If you didn’t get to see that momentous three-hour LCD Soundsystem farewell concert, here’s your chance to feel like you were there. Tonight, the documentary “Shut Up and Play the Hits” is at select theaters across the country, including The Lyric in Oxford. “Shut Up and Play the Hits” follows LCD Soundsystem frontman James Murphy the day before and after the concert as well as the concert day itself.
LCD Soundsystem came onto the dance-punk scene in 2002 with the single “Losing My Edge.” Over the next nine years, the group released three critically acclaimed albums.
Directors Will Lovelace and Dylan Southern wanted a new, more personal project after they finished working on the music documentary, “No Distance Left to Run” about the band Blur. After meeting Murphy through a mutual friend and hearing that he planned on ending LCD Soundsystem, Lovelace and Southern decided to pursue the story.
“When we saw the (announcement) for the show at the (Madison) Square Garden, we thought it would be an opportunity to make an amazing concert film, but also something with a little more to it,” Southern said. They focus a bit more on the emotional aspect of the ordeal.
“(Murphy) was reaching the peak of his popularity, and he could have gone on and on,” Southern said. “Our whole interest was why would make that decision to end a band at that point and how would that feel.”
One topic addressed in the film is why exactly Murphy decided to call it quits.

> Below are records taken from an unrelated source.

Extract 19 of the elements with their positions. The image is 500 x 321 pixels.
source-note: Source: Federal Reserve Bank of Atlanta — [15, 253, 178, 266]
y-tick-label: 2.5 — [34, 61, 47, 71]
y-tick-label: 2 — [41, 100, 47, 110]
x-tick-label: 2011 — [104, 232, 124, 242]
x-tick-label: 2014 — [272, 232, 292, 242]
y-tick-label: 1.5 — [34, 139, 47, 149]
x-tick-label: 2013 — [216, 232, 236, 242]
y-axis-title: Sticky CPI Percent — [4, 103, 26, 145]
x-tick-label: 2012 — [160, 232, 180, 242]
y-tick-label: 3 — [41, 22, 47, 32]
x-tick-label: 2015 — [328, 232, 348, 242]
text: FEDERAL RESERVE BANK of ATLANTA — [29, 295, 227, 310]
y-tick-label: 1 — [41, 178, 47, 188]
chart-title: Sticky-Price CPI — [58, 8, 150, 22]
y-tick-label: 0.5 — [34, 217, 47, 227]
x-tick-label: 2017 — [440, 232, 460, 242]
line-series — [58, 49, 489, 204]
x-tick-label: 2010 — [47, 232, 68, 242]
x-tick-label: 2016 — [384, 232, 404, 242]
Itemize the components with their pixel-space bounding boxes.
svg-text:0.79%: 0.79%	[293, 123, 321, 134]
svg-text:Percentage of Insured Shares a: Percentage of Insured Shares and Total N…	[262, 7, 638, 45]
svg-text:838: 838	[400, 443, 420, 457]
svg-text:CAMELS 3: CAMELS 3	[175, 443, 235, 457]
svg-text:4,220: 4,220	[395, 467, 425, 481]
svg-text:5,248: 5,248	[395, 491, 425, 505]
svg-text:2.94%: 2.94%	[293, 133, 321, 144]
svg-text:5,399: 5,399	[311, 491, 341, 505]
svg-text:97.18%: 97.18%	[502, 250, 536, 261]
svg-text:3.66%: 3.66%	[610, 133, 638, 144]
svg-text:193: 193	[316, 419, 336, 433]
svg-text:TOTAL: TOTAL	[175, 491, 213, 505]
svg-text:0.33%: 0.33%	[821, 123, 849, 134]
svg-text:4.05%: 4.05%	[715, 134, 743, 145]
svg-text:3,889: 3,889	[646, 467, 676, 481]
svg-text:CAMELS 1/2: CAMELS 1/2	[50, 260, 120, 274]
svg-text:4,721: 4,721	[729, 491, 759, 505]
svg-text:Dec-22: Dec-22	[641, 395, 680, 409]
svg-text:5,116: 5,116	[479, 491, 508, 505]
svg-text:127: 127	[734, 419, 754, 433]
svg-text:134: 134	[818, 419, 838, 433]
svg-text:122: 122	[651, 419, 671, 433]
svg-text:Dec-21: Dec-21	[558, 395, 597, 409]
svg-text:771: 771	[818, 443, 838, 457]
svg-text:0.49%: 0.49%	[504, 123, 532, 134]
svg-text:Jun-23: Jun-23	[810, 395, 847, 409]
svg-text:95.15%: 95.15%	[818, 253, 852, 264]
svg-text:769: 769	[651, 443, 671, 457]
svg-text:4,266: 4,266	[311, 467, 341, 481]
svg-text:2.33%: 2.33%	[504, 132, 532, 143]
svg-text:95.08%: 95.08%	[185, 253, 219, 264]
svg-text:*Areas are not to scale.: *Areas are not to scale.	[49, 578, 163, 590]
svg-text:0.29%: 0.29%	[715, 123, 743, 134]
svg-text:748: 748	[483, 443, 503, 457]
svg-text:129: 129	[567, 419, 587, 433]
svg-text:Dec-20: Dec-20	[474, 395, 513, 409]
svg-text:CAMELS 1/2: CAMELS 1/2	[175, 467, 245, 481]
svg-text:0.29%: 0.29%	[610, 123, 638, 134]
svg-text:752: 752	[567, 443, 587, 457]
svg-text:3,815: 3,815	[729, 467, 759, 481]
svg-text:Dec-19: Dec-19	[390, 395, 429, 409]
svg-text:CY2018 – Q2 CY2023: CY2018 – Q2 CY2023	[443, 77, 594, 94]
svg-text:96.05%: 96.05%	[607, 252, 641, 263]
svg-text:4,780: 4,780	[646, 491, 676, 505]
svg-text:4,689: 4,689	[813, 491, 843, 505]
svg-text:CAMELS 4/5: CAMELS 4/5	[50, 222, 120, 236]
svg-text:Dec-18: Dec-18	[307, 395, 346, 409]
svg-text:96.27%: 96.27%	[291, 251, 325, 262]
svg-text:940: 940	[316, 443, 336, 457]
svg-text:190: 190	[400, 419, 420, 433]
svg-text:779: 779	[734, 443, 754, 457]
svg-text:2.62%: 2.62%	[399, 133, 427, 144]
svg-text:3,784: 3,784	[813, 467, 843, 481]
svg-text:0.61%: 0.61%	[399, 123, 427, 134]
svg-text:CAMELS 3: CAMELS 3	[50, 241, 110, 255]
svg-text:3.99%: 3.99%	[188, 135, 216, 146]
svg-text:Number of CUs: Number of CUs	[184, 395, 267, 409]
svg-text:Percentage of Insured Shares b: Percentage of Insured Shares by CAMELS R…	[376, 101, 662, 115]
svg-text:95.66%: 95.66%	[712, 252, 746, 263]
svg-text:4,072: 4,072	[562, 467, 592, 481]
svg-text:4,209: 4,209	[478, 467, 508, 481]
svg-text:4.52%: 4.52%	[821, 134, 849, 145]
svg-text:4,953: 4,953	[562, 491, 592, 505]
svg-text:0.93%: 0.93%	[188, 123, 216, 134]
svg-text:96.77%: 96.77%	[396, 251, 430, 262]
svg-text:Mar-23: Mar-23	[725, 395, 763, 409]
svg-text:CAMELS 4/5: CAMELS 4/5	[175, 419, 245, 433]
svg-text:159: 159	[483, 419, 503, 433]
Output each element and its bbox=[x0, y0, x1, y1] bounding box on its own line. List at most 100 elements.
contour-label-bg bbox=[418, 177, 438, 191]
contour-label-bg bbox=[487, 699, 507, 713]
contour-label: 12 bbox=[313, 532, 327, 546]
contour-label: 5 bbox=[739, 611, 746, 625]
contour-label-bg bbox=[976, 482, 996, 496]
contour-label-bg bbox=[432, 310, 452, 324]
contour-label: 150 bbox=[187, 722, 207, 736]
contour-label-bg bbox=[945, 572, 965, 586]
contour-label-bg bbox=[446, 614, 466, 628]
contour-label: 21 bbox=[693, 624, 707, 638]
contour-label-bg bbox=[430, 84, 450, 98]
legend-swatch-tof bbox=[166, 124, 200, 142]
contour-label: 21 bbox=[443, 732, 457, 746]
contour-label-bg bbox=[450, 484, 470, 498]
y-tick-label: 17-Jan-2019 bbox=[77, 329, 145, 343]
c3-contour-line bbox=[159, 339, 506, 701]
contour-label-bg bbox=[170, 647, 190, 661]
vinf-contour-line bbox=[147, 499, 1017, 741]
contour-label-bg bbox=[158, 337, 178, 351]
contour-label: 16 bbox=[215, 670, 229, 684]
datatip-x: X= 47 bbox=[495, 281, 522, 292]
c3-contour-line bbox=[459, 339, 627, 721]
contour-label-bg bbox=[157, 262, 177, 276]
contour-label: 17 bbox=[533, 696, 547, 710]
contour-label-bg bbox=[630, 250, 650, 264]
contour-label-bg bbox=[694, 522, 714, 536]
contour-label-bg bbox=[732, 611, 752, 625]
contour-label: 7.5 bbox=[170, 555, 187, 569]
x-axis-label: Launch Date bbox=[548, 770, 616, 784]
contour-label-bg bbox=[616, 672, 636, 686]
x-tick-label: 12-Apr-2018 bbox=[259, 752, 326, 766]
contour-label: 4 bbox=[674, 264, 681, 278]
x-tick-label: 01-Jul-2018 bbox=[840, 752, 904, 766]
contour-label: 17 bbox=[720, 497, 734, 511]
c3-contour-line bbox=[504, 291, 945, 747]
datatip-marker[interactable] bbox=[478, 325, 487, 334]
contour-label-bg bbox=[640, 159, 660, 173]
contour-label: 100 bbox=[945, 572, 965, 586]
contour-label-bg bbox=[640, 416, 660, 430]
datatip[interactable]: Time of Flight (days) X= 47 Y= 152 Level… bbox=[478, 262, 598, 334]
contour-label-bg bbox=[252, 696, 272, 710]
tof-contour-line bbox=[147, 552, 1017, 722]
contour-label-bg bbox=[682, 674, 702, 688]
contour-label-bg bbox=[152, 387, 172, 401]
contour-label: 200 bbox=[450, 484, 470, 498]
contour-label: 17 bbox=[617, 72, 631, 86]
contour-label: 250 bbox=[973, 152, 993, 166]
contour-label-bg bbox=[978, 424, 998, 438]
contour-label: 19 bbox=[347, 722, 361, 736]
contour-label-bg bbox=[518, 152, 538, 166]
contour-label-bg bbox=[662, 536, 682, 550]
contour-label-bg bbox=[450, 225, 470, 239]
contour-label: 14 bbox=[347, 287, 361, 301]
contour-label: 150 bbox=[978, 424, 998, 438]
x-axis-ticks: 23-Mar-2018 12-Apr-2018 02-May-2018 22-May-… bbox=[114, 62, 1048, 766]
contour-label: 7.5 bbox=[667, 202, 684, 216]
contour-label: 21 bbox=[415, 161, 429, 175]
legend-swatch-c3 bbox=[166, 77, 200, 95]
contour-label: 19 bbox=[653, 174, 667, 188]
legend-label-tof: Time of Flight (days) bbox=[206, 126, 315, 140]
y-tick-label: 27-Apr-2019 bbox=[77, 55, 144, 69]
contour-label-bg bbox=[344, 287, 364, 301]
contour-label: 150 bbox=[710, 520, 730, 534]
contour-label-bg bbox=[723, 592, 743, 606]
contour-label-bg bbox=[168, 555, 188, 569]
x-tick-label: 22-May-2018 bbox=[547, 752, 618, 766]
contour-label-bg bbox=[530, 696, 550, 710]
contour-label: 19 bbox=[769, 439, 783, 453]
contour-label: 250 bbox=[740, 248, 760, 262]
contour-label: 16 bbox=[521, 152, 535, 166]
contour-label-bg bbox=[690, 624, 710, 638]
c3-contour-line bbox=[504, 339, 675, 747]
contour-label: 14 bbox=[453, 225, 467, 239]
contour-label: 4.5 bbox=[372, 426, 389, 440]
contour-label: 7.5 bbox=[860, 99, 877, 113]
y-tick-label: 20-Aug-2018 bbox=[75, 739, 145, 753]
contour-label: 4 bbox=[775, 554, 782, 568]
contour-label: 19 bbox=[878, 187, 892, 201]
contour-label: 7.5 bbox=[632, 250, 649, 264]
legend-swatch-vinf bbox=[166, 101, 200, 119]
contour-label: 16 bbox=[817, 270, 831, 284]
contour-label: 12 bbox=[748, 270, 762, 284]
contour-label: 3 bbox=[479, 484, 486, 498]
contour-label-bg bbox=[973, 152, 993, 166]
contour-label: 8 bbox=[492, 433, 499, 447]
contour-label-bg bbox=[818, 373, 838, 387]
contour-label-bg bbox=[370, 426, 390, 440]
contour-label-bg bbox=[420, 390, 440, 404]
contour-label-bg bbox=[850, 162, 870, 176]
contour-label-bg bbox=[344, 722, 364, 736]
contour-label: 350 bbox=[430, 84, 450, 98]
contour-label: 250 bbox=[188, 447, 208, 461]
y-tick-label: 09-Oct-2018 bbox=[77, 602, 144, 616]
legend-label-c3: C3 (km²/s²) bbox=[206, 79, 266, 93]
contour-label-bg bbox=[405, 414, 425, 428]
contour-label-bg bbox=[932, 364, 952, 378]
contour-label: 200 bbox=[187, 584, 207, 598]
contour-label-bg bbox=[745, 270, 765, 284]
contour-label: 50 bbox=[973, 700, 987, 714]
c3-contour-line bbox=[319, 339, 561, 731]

Southern and Lovelace enlisted the help of music journalist Chuck Klosterman to get that question answered. They sought him out after reading an interview between the two of them done for The Guardian in 2010.
“Every time you ask him that question, he’s got a different answer,” Southern says. “I think he always saw the band as a finite thing—that it wouldn’t go on forever.” Perhaps he was continuing the band for the wrong reasons, which was because he had gotten to the stage where people expected him to go on.
“Shut Up and Play the Hits” is more like a character profile than a concert film or story. It goes from mundane moments such as Murphy waking up the day after the show, still wearing his tuxedo shirt, to shots of the concert and the crowd there.
“You’d expect him to be warming up his vocal chords or relaxing into the show, but he was all over the place backstage concentrating on all the tiniest details,” Southern said about Murphy during the day of the farewell concert. He checked sound on his laptop, gave out wristbands to guests. “It was like he was micromanaging various situations.”
The Sundance Film Festival featured the documentary “Shut Up and Play the Hits” in January. Southern said that both fans of LCD Soundsystem and those who had never heard of the band enjoyed the film.
“It’s nice to see it in a theater with a full audience and the sound as loud as it can go,” Southern said about the film, which features LCD Soundsystem performing several songs uncut including “Losing My Edge” and “All of My Friends.” “(During) some of the screenings, people can’t help but move.”
In The New York Times, Zach Baron describes the film as “a loud, bruising, emotional concert film that, perhaps in the spirit of the band that it chronicles, asks more questions than it answers.”
“Shut Up and Play the Hits” plays at 8 p.m. at The Lyric (1006 Van Buren Ave., Oxford, 662-234-5333).